Township declares
itself Pingpu Aboriginal area
By Hua Meng-ching / Staff reporter
Hualien County’s Fuli Township (富里) has become the nation’s first
self-proclaimed Pingpu Aboriginal township, following a declaration by township
Mayor Huang Ling-lan (黃玲蘭), who also pledged to pursue official recognition from
the central government.
There are 9,000 Pingpu Aborigines among the township’s population of 11,000.
The central government does not recognize the Pingpu people’s Aboriginal status.
Most of the Pingpu Aborigines in the township live in Dongli Village (東里),
previously known as Dajhung (大庄).
Local historian Chang Chen-yueh (張振岳) estimates that at least 400 households in
the township and more than 1,000 people are Pingpu Aborigines.
Pan (潘), a surname that the Qing Dynasty government granted to Pingpu
Aborigines, is the most common surname in Fuli, he added.
In 2005, the then-Tainan county government recognized the Siraya Pingpu
Aborigines as a tribe and started to allow Sirayas to register their tribal
identity in 2009, while the Greater Kaohsiung Government declared last month
that it would grant the same recognition on the city level, Huang said.

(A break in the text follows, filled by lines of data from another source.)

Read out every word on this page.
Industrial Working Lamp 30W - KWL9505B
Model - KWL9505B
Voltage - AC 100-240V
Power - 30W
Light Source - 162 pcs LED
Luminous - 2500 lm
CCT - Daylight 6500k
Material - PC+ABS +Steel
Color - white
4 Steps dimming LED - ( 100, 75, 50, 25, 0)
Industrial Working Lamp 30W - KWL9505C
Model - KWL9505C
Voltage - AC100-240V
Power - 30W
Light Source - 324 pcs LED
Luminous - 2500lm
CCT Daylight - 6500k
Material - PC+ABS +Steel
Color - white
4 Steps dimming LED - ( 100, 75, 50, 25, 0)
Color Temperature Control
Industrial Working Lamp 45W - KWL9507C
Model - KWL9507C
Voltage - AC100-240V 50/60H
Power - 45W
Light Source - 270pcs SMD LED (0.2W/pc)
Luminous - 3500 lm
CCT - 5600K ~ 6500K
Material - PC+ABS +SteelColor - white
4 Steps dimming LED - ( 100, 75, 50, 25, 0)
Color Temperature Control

Fuli would follow the example of the two cities, and campaign for the official
recognition of Pingpu Aborigines — mostly Sirayas — in the township by
recognizing the tribe on a township level, in a bid to raise awareness of the
tribe’s identity and preserve its culture.
On Friday, more than 130 Siraya Aborigines gathered at the konkai (公廨), a
traditional place of assembly and religious worship to celebrate the township
office’s recognition of the Siraya tribe, they also prayed to ancestral spirits,
asking them to bless the campaign.
Huang called on all Sirayas in Fuli to submit copies of the household
registration records granted to them during the Japanese colonial period to the
local household registration office, adding that if a household registration
record is marked with shou (熟) or ping (平) the family was officially recognized
as Pingpu Aborigines by the Japanese colonial government.
After collecting sufficient copies, the township office intends to deliver the
documents to the central government via the county government, and request
official recognition of Fuli as an Aboriginal township.